Maladaptive Daydreaming: where wild minds come to rest
Another ranty post I'm afraid :(. So my mum gets in with a load of shopping and despite the situation being so predictable I offer to help out with putting the stuff away. I knew I'd just end up getting under my mums feet. She said "yes please that would be lovely" so I help her put some boxes of cereal away and some in the cupboards had little bits left in there. Trying to show a little bit of initiative I start trying to ask my mum whether anyone would eat the last bits of cereal. All of a sudden she proper loses her temper with me and snaps! I feel proper deflated and am just sat in the sitting room feeling useless now. That is the first time today I've seen her and that is the greeting I get. I still don't feel the best either so I am feeling a little fragile emotionally right now so maybe I'm just being over sensitive.
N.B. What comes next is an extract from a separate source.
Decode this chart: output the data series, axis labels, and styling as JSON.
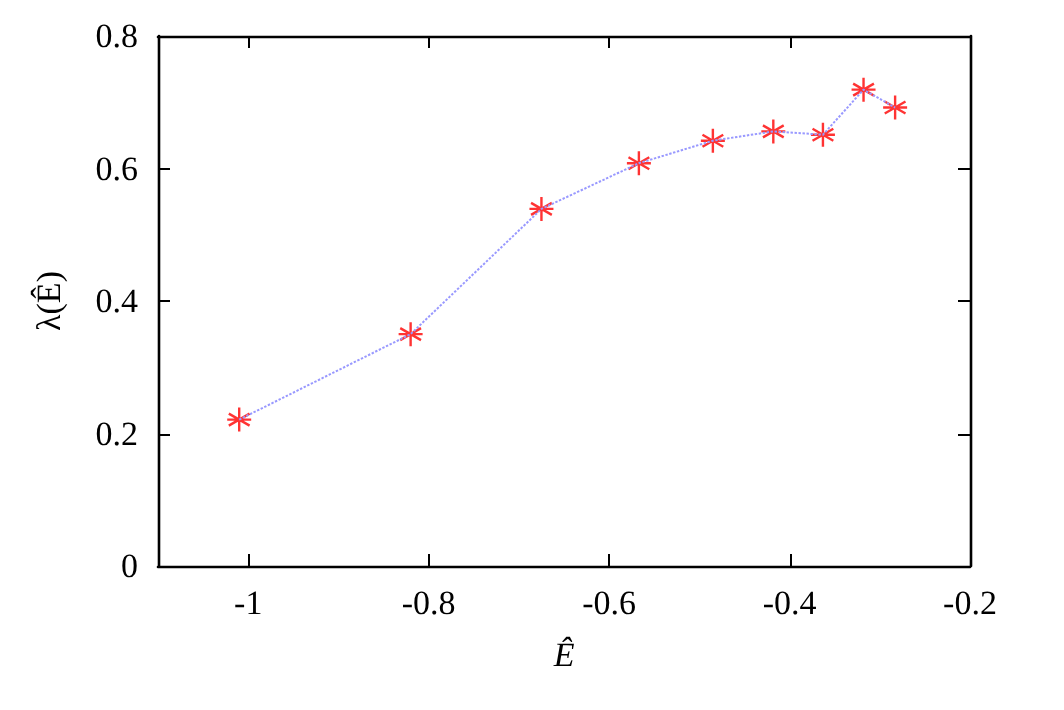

I know it sounds like an awful thing to say about my mum not deserving me, after all she did give birth to me and taught me most of what I knew. However, my confidence is always so frayed around her. I am always on the brunt of her temper. The slightest mistake or the slightest bad day she has and I become a verbal punching bag. Surely I am not that bad of a person that she makes me out to be :(. I feel so conflicted between the blood loyalty that I feel to my mum and the deep resent still that she forced my hand in a relationship that wasn't hers. She forcefully broke my heart because she was prejudiced and made me look like a typical player to someone I actually cared so deeply about.
I feel like she is trying to preserve my sense of loneliness so I become that possession she can keep on display whenever she likes. She doesn't respect my strive for individuality or my push for independence as an adult. I can hear her even now discussing the f*****g cereal again with my dad in a far more civil manner! Sorry for swearing but is that not a responsibility I am trusted with!? Or deserve to be treated like a normal human being over!?
I love my mother so much but it tears me apart to say roll on September I deserve to be treated a little better than this I feel :'(
I am torn between love and despair now. Loyalty and a huge loss of respect. I agree it's time to start standing my ground. Thank you.